Le bonus-malus est mis en place pour les accidents du travail
Pour la deuxième année consécutive, la branche accidents du travail et maladies professionnelles (AT/MP) est déficitaire. La loi de financement de la sécurité sociale (LFSS) pour 2010, entend y remédier en développant un système de bonus-malus.
Actuellement, les Caisses régionales d'assurance maladie (Cram) peuvent imposer une cotisation supplémentaire s'il s'avère que l'entreprise est en infraction avec ses obligations en matière d'hygiène et de sécurité. Le montant de celle-ci est fixé par la Cram, après avis du comité technique régional intéressé. Il ne peut dépasser 25% à 50% de la cotisation normale selon les cas (arrêté du 16 septembre 1977). Cependant, ces cotisations supplémentaires conduisent souvent à des montants financiers très faibles. Pour cette raison, la LFSS pour 2010 instaure un plancher. Son taux, la durée pendant laquelle elle est due et son montant forfaitaire minimal seront fixés par arrêté. Ce montant minimal devrait, selon les informations que nous avons obtenues auprès du ministère du Travail, se situer autour de 1 000 €.

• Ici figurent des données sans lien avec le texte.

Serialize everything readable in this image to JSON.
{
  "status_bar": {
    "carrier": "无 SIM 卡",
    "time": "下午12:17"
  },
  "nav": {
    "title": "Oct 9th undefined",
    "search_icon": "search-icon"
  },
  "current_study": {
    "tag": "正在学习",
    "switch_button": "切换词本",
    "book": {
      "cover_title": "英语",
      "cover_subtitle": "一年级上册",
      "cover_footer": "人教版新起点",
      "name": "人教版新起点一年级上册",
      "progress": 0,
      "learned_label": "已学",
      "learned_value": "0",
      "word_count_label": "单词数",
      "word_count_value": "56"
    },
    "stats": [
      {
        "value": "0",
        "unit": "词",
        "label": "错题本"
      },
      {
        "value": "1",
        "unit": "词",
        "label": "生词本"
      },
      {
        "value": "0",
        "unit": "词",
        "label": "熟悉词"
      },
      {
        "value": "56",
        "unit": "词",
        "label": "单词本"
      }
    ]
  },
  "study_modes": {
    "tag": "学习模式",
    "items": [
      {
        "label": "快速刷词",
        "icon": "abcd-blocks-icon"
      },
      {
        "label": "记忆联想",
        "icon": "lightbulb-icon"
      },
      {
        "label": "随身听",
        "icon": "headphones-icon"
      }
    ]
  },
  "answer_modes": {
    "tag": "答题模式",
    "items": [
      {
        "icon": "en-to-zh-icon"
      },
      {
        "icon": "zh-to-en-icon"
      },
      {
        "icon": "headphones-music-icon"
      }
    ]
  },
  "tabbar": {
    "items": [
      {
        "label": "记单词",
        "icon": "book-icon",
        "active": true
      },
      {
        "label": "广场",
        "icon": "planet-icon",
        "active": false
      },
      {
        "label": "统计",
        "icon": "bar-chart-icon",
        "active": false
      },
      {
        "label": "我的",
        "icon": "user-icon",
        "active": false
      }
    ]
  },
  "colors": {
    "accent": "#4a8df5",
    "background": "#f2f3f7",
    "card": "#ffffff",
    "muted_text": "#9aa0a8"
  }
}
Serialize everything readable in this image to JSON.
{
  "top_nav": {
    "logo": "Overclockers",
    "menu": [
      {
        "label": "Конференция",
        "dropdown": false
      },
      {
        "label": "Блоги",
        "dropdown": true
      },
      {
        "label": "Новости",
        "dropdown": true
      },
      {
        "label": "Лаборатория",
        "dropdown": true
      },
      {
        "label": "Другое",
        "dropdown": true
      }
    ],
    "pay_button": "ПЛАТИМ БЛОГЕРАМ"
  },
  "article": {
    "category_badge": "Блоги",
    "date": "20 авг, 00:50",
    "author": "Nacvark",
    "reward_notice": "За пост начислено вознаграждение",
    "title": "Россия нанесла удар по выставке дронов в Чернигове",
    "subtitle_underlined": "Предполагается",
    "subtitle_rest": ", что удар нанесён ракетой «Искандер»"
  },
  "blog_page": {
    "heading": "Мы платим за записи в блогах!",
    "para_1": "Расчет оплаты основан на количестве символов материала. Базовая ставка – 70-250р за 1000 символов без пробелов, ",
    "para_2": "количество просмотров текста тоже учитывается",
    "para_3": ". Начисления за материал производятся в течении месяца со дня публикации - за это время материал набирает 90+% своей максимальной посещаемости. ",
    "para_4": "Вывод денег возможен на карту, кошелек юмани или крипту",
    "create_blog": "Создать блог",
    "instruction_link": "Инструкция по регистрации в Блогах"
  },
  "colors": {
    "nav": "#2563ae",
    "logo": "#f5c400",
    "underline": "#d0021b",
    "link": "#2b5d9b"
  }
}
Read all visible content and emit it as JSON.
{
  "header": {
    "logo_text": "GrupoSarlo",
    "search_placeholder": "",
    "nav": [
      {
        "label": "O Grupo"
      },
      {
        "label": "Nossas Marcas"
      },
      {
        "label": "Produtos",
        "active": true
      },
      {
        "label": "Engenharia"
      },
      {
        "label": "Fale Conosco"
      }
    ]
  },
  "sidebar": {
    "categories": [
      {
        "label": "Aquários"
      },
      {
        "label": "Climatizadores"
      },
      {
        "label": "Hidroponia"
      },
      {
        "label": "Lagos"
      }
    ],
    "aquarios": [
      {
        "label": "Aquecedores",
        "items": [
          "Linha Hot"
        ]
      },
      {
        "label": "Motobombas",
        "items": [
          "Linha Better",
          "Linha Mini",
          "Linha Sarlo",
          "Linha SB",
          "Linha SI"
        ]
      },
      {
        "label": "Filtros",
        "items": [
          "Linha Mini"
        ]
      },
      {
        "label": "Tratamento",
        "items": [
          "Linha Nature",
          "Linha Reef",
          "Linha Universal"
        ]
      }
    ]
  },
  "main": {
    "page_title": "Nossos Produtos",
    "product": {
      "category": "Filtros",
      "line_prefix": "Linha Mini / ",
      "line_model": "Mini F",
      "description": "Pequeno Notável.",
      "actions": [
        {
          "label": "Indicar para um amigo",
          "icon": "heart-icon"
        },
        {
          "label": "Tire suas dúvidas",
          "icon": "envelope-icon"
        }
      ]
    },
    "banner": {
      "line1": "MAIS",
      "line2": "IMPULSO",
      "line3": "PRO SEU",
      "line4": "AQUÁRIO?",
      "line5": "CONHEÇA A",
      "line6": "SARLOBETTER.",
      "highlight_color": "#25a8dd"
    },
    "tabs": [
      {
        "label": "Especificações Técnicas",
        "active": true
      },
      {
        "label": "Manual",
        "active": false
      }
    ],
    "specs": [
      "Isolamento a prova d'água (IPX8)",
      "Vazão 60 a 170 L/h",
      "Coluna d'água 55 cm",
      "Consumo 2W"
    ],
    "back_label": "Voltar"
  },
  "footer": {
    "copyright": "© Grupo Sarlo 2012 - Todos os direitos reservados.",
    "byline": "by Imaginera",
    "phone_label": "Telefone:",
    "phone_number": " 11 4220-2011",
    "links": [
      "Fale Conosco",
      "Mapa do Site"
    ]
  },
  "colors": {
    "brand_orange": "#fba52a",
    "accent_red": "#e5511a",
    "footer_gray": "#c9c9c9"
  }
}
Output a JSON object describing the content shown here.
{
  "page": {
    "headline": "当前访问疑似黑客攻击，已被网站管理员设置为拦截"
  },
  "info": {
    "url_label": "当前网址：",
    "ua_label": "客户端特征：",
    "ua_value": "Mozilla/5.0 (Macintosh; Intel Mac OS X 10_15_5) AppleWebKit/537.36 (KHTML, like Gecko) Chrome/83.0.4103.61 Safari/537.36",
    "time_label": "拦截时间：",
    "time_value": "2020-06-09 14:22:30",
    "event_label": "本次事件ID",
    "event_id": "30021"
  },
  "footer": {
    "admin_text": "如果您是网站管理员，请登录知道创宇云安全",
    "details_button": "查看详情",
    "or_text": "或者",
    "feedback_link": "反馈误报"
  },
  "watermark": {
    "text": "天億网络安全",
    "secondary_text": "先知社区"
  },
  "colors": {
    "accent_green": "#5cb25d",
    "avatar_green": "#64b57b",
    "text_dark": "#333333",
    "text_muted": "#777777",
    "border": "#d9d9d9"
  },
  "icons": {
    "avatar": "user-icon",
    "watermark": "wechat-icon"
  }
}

Pour appliquer la majoration de cotisations, la Cram doit délivrer une injonction. Néanmoins, deux exceptions existent à cette règle (voir article L.422-4 du Code de la sécurité sociale).
La LFSS pour 2010 en ajoute une troisième : lorsqu'une situation de risque exceptionnel a déjà fait l'objet d'injonctions dans un établissement d'une entreprise, la répétition de cette situation entraîne la majoration sans nouvelle injonction. Un arrêté définira ces situations de risques exceptionnels.
Aujourd'hui, les avances peuvent être accordées par les Cram aux entreprises qui souscrivent à une convention d'objectifs, préalablement approuvée par la CNAM et fixant un programme d'actions de prévention spécifique à leur branche d'activité. Les entreprises concernées perçoivent alors des subventions directes. La LFSS pour 2010 généralise ce dispositif. Les programmes de prévention concernés doivent préciser les risques et les catégories d'entreprises éligibles ainsi que les montants financiers susceptibles d'être alloués.
La subvention ne pourra être accordée que si le comité d'hygiène, de sécurité et des conditions de travail - CHSCT (à défaut les délégués du personnel), a été informé des mesures de prévention préalablement à leur mise en oeuvre.
Le projet de loi est en cours d’adoption définitive par le Parlement. Suivra ensuite une décision du Conseil constitutionnel, avant la publication de la loi au Journal Officiel. Son entrée en vigueur devrait se faire au lendemain de la publication au Journal Officiel sauf dates particulières fixées par la loi.